Social Security provides benefits to workers with a disability that interferes with their work-related activities. These benefits can be an essential financial lifeline.
The average Social Security Disability insurance benefit for workers with a disability in 2021 was $1,280.42 per month according to June 2021 data from the Social Security Administration. These figures were based on average lifetime earnings and not on household income or the severity of the disability.
You can estimate what you could earn in the estimated benefits section of your Social Security statement. A disabled worker and their family can receive 150 percent to 180 percent of the disabled worker’s benefit.
Eligible family members usually include a spouse, divorced spouse, child with a disability or an adult child disabled before 22. In Jan. 2021, the estimated average Social Security benefits paid to a disabled worker, their spouse and at least one child was $2,224.
SSDI benefits come from payroll deductions that cover retirement, spousal and survivor and other Social Security benefits. To qualify for disability benefits, a worker must have worked a required amount of time in Social Security covered jobs.
Workers usually need 40 credits. Twenty of these credits must be earned in the previous 10 years ending in the year that the worker was disabled.
Supplemental Security Income is another program that pays benefits to individuals with financial needs regardless of their work history. It has different benefits and qualifications than SSDI.
Workers should apply for benefits as soon as they are disabled. There is a mandatory waiting period and benefits are issued after the full sixth month of disability. Processing an application may take three to five months and count as part of the mandatory waiting period after the onset of the disability.

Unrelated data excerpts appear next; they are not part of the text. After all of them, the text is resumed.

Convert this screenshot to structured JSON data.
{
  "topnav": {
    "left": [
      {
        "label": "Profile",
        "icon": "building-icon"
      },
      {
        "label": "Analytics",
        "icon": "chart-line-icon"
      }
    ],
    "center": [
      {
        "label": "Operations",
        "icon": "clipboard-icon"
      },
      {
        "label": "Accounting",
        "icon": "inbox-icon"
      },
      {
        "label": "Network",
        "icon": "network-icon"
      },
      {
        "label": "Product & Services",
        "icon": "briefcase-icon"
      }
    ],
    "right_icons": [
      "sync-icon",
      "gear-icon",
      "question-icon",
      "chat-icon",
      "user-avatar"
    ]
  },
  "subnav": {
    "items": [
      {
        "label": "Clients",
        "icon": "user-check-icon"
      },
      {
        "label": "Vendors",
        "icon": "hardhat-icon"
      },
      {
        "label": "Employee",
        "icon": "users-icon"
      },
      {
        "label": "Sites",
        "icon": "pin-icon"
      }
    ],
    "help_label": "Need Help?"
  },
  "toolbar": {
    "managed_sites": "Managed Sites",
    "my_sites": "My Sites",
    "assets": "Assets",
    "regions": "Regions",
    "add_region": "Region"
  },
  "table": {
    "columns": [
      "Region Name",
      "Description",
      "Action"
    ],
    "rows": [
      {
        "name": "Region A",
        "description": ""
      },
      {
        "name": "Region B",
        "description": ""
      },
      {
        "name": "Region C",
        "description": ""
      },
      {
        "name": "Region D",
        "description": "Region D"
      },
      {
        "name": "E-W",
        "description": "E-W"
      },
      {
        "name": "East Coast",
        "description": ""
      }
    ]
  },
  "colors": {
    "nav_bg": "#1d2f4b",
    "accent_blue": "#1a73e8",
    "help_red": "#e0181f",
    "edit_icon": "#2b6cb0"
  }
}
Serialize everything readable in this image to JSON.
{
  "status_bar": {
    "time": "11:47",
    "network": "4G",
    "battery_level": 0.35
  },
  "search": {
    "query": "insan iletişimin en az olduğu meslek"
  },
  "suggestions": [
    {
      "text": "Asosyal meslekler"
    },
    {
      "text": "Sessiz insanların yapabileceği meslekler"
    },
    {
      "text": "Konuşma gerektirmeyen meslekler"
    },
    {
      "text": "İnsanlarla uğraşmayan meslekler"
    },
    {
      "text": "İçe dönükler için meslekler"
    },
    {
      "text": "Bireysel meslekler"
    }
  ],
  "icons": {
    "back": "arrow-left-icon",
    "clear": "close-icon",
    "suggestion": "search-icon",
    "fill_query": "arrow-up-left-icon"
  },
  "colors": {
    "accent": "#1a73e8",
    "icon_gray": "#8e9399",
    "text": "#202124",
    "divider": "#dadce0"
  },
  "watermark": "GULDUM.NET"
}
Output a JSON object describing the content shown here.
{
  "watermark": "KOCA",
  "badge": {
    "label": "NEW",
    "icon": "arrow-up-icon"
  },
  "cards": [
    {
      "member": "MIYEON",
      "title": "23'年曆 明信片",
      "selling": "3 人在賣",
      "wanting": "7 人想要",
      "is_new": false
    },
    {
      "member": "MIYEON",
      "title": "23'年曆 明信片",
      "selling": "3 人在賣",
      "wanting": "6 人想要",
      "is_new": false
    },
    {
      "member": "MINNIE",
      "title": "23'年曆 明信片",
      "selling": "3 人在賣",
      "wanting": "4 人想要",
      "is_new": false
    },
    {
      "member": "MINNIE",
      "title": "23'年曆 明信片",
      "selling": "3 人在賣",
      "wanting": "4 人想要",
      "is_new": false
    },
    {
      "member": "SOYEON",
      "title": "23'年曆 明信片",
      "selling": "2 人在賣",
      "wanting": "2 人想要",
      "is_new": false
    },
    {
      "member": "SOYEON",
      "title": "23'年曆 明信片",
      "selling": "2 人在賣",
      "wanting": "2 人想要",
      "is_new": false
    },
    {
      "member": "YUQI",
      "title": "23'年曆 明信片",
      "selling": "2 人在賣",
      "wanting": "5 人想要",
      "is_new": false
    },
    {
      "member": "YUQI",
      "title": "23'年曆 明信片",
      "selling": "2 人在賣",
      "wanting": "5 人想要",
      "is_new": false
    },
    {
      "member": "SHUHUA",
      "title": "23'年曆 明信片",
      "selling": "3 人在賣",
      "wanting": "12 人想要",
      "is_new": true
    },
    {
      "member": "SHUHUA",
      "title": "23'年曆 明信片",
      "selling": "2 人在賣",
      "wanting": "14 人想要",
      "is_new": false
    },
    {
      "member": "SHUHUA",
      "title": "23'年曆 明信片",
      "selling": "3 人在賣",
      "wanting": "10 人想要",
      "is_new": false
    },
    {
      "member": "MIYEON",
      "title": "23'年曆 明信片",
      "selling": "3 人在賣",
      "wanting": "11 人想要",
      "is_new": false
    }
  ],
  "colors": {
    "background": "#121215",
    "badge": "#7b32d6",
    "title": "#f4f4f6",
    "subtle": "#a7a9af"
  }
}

The SSA reviews five factors when determining eligibility. First, whether the applicant is currently working. A worker is not disabled if their earnings averaged over $1,310 per month in 2021.
Next, the worker must have a severe condition that interferes with basic work-related activities. The condition must also be on a SSA list of disabling conditions and last at least one year or result in death.
If the worker cannot perform the work that they performed earlier, SSA will determine whether the applicant can perform other types of work. It will consider factors such as the worker’s age, education, and work experience.
This process may be complicated, and you may unintentionally surrender important rights. Attorneys can help assure that you present the most effective claim possible and represent you in proceedings.